JSRと近畿大学、研究施設「機能材料リサーチセンター」を建設
JSRと近畿大学、研究施設「機能材料リサーチセンター」を建設
-先端材料の開発に向け基礎研究を充実-
JSR株式会社(社長:吉田淑則、本社:東京都中央区)と近畿大学(理事長:世耕弘昭、本部:大阪府東大阪市)は、産学協同の研究機関「近畿大学分子工学研究所-JSR機能材料リサーチセンター」を同大学産業理工学部キャンパス(福岡県飯塚市)内に建設し、共同で運営していくことになりました。同大学分子工学研究所の遠藤剛所長・教授(東京工業大学名誉教授)をセンター長として、JSRの先端材料の開発に向けて基礎研究の充実を目指します。
同リサーチセンターは本年3月末に竣工予定で、4月から本格的に稼働する計画です。
1.背 景
JSRは、先進材料を創造する高分子化学メーカーです。高分子材料技術をベースとして、合成ゴムなどの石油化学系事業から、半導体や液晶ディスプレイ等に使用される最先端の情報電子材料事業までグローバルに事業展開しています。2007年12月に創立50周年を迎えることを機に、高分子材料技術をベースとした新規材料開発のための基礎研究および次世代事業の核となる技術シーズ探索の強化・拡充を目指し、近畿大学との産学連携事業を運営することにしました。

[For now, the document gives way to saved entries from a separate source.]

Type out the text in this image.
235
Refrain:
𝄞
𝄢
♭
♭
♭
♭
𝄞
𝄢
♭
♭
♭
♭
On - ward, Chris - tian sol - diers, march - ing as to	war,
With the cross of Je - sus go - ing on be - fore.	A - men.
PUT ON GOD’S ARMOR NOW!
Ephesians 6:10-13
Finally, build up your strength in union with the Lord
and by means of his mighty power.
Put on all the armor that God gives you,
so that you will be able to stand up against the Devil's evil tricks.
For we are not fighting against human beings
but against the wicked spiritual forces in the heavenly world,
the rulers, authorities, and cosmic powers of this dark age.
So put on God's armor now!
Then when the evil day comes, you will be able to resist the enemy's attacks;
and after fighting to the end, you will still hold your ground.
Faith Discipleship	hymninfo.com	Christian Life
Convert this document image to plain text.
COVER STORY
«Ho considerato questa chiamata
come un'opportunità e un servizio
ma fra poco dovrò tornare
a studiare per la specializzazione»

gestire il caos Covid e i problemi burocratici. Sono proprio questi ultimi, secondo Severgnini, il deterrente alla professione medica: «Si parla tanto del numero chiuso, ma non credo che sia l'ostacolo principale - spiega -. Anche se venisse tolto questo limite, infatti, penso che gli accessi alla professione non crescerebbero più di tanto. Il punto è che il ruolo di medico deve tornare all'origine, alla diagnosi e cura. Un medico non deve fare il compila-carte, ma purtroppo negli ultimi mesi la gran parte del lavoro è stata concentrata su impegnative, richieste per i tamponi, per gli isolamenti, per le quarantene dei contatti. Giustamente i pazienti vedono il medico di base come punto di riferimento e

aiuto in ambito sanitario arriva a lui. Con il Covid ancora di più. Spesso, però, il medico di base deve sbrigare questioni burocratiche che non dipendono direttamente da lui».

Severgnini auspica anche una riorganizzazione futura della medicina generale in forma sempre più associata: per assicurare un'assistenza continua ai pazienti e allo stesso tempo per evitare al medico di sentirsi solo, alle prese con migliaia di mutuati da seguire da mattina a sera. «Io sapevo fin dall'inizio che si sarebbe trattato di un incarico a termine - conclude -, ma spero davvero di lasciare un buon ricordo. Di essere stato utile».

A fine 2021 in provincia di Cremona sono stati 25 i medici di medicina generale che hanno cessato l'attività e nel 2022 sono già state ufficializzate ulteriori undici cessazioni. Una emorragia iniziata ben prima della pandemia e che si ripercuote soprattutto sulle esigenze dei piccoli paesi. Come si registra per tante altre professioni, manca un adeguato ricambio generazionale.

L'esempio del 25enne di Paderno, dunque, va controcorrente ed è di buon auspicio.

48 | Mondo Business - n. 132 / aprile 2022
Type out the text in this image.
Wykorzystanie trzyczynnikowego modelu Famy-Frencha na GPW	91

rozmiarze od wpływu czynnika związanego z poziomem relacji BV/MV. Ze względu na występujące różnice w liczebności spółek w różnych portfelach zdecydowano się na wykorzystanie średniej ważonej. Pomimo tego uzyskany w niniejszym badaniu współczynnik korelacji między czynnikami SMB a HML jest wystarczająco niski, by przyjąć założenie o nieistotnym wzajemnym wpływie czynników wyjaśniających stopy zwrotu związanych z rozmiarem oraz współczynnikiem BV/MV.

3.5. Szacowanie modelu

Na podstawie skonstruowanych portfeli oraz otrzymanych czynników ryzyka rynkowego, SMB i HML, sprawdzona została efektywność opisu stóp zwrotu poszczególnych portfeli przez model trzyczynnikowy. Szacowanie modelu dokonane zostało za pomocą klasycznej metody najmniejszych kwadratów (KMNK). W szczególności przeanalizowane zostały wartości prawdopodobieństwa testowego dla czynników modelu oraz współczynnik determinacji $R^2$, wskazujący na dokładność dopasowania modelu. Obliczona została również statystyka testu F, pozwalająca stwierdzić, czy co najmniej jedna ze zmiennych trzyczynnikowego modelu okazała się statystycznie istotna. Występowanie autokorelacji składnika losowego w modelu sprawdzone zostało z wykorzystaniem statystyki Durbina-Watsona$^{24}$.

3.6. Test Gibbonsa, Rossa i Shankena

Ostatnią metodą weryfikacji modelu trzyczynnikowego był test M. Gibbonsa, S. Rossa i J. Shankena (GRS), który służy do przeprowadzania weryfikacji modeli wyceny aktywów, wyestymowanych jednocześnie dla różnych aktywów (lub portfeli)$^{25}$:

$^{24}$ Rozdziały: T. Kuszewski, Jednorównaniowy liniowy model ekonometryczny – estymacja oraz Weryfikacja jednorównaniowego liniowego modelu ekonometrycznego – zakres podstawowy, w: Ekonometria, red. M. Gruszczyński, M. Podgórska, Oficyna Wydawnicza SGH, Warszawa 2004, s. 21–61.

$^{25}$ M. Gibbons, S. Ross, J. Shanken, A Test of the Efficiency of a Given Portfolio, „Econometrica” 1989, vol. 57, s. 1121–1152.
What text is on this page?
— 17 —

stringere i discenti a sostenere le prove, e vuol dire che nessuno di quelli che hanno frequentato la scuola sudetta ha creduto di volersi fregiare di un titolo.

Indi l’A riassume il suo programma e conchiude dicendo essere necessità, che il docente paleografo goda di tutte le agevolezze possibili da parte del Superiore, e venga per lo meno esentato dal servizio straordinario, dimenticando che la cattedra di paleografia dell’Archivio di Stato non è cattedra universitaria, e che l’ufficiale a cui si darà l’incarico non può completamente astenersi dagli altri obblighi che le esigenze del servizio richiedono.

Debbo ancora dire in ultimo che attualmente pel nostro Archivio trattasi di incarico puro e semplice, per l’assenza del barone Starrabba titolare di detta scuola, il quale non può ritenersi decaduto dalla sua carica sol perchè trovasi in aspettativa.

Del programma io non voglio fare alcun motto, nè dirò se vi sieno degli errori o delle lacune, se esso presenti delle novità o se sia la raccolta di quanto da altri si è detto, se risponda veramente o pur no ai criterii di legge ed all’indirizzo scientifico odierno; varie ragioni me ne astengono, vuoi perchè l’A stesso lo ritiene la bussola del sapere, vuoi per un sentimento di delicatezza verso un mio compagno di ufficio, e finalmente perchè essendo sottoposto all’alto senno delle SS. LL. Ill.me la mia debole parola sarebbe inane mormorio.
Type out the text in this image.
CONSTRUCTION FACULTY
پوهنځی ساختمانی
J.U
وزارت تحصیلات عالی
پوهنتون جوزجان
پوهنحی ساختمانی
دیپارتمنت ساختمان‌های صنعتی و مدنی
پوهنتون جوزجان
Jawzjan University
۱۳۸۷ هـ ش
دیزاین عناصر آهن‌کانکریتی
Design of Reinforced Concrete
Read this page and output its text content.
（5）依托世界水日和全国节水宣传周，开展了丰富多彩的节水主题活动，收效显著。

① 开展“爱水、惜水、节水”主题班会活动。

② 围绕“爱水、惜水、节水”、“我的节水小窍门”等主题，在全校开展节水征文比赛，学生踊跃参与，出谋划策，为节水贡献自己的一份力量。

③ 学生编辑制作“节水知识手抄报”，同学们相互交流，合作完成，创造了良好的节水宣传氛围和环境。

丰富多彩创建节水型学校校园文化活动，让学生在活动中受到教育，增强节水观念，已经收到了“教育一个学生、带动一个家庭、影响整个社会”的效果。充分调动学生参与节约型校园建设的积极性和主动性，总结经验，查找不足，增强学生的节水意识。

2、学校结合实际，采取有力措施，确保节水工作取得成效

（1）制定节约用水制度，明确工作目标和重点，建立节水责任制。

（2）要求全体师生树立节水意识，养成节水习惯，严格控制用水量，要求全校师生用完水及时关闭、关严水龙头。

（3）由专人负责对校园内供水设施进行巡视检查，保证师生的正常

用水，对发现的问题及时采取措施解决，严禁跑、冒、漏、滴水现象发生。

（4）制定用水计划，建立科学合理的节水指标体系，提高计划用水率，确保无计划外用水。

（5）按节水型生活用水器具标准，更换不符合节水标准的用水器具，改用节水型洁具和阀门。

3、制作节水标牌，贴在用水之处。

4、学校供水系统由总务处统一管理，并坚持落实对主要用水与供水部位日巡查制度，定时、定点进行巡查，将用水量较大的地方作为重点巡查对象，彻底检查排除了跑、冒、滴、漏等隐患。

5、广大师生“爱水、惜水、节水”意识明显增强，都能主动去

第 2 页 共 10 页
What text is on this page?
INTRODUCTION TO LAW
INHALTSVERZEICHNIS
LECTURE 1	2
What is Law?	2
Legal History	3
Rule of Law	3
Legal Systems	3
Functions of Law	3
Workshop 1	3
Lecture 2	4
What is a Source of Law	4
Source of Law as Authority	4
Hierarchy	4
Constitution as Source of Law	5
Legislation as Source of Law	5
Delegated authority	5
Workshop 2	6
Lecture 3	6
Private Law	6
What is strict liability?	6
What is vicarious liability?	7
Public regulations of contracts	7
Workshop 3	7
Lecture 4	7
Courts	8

近畿大学は、学問・実際一如の有機的教育の徹底を建学の精神として掲げ、社会に役立つ学問を教授する実学志向を貫いてまいりました。11学部のうち7学部が理系、そのうち4学部が理工学系の学部を設置しています。このため産業界との協力は不可欠で、国内はもとより世界的な化学企業・JSRとのリサーチセンター建設は近畿大学の研究・教育の進展に大いに期待できるところです。2000年にはドイツの化学メーカー・ヘンケル社とのリサーチセンターも分子工学研究所に開設しています。
2.意 義
JSRは、機能材料リサーチセンターが設置されることにより、高度な高分子材料の基礎研究を継続して推進できる環境が整います。また、JSRの製品開発につながる研究テーマを設定し、研究成果を事業に活用することができます。さらに同センターを通じて、JSRの研究者と国内外の研究者、研究機関との交流を進めることで、世界最先端の技術動向を把握することができます。
近畿大学は、最先端分野での産学協同により研究成果を迅速かつ効率的に新製品に結びつけるという目標によって学内の研究・教育が活性化することを期待しています。特に学外からの客員研究者および研究員を招聘することは、研究活動のレベルを高めることに繋がり、実業界に深く関連した実践的な研究・教育の機会を提供することが可能になります。
3.近畿大学分子工学研究所-JSR機能材料リサーチセンターの概要
名称 : 近畿大学分子工学研究所―JSR機能材料リサーチセンター
所在地 : 福岡県飯塚市柏の森11-6
近畿大学産業理工学部キャンパス内
センター長 : 遠藤剛(近畿大学分子工学研究所長・教授、東京工業大学名誉教授)
規模 : 地上4階建て(延床面積1,720m2)
実験室9室、テレビ会議室等
稼動開始 : 2007年4月(予定)
4.運営方法
(1) 運営方法
JSRは、建物の建設費、運営費を負担し、本リサーチセンターのプロジェクトに深く関与していきます。
JSRと近畿大学は、JSRの技術シーズの探索を目的に効率的な研究開発を実現するという共通の目標をもって、リサーチセンターを運営します。
当初は数名の博士研究員で研究活動を開始し、将来的には数十人レベルに増員する予定です。
<研究テーマ>
JSRが成長事業と位置づけている「エレクトロニクス」、「環境・エネルギー」及び「メディカル」などの事業領域での製品開発につながる基礎研究に取り組む予定です。
(2)運営費用
・建設費等 :約6億円
・研究運営費 :将来的には、年間数億円のレベルになる見込です。
JSR株式会社
合成ゴムなどの石油化学系事業から半導体用材料、液晶ディスプレイ用材料などの情報電子材料まで幅広い事業を、グローバルに展開している高分子化学メーカー。(本社:東京都中央区)。
2005年度連結売上高:3,381億円、連結従業員数4,576人、1957年創業、東証大証一部。
近畿大学
80年を超える歴史を持つ全国有数の私立総合大学。(本部:大阪府東大阪市)。現在、西日本を中心に11の学部、11の大学院研究科、3つの医学部附属病院、17の附属研究所などを擁する。2004年からは、法科大学院も設置している。学生数(学部、大学院生)30,659人、1925年創立。